Pytorch DistributedDataParallel training

Shia_Edwards · March 16, 2023, 7:46am

code: GNGAN-PyTorch/train_ddp.py at master · basiclab/GNGAN-PyTorch · GitHub

train_ddp.py is optimized for multi-gpu training, e.g.,
CUDA_VISIBLE_DEVICES=0,1,2,3 python train_ddp.py
–flagfile ./config/GN-GAN_CELEBAHQ256_RES.txt

colab seems to have only one gpu but it doesn’t matter. Whether you write 4 in this way or just one cuda=0 will be a problem.

error list：
The server socket has failed to bind to [::]:55556 (errno: 98 - Address already in use).
Process Process-2:
Process Process-3:
Process Process-4:
Traceback (most recent call last):
Traceback (most recent call last):
Traceback (most recent call last):
RuntimeError: Timed out initializing process group in store based barrier on rank: 1, for key: store_based_barrier_key:1 (world_size=4, worker_count=10, timeout=0:00:30)

or like this

RuntimeError: CUDA error: invalid device ordinal
CUDA kernel errors might be asynchronously reported at some other API call,so the stacktrace below might be incorrect.
For debugging consider passing CUDA_LAUNCH_BLOCKING=1.

After searching a lot in google, it seems that none of them can solve the problem, apparently it is a problem of parallel training (ddp).
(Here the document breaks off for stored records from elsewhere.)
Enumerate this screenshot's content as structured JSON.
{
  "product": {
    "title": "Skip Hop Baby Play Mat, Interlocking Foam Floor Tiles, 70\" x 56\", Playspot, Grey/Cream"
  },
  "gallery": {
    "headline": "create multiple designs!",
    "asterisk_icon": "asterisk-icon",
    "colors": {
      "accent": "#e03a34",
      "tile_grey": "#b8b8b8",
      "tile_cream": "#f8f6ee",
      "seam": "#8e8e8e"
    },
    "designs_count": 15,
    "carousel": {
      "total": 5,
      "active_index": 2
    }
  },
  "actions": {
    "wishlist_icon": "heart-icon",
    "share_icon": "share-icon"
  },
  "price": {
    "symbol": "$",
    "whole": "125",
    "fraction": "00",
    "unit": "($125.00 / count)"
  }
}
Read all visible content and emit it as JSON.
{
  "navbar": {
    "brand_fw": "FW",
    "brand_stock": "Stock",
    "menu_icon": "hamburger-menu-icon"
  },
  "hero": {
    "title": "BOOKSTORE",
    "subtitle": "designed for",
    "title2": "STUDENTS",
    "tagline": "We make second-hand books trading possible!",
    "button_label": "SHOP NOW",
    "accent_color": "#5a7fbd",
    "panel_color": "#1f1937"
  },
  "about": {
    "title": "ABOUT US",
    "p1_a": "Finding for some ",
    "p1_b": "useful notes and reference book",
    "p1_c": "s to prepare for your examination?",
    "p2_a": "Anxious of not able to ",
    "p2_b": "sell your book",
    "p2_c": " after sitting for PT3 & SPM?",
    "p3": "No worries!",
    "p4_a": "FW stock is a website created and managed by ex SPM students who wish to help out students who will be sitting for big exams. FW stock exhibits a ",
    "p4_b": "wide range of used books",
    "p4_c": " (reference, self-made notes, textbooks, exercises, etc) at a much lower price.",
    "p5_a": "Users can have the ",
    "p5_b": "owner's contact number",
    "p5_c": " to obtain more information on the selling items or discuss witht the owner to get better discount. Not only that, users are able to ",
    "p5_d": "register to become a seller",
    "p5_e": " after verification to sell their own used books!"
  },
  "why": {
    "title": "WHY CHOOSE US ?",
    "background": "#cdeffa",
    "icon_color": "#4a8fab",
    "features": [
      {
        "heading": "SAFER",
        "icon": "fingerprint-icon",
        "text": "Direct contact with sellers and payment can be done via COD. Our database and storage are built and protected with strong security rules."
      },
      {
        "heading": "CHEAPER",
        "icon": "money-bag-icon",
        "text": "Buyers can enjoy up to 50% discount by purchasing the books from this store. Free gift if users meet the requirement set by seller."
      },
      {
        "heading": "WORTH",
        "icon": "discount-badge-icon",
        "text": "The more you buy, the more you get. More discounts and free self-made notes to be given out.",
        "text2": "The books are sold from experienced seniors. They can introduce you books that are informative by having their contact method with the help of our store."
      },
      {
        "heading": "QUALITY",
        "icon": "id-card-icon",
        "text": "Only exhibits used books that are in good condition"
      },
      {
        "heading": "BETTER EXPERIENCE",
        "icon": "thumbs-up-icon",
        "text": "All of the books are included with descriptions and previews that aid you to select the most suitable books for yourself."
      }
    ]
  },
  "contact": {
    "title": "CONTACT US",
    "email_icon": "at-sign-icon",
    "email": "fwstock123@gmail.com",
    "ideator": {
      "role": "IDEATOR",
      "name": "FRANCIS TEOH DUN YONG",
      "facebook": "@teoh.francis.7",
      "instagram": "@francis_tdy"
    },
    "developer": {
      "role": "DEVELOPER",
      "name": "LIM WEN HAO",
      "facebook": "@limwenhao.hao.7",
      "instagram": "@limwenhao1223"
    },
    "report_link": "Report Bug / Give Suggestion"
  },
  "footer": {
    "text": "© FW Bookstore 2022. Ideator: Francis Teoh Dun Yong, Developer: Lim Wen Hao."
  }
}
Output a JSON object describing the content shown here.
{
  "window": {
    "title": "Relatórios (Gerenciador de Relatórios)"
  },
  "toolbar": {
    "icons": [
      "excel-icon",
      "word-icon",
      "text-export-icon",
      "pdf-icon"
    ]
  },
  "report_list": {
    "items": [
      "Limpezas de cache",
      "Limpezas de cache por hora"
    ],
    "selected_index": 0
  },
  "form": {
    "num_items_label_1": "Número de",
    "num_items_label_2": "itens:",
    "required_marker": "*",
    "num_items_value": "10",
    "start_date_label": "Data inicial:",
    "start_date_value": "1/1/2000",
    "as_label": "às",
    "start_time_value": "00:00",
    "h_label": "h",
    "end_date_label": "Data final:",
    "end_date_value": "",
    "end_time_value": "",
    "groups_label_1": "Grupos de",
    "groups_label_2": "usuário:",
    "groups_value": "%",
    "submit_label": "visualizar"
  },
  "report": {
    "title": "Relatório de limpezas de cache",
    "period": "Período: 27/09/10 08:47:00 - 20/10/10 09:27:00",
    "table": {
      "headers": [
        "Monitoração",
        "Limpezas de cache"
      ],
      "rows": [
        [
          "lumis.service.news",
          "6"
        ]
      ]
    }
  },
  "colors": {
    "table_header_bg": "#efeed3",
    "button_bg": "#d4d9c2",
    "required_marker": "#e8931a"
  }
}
And google colab compatibility should be the best, s so I have been debugging on google colab.

The following code seems to have worked before, but it was used on the cifar10 and stl10 datasets, maybe the celeba dataset is larger? And using parallel computing? So I do not know how to do.
!export CUDA_VISIBLE_DEVICES=0,1,2,3
!python train_ddp.py --flagfile .[/config/GN-GAN_CELEBAHQ256_RES.txt]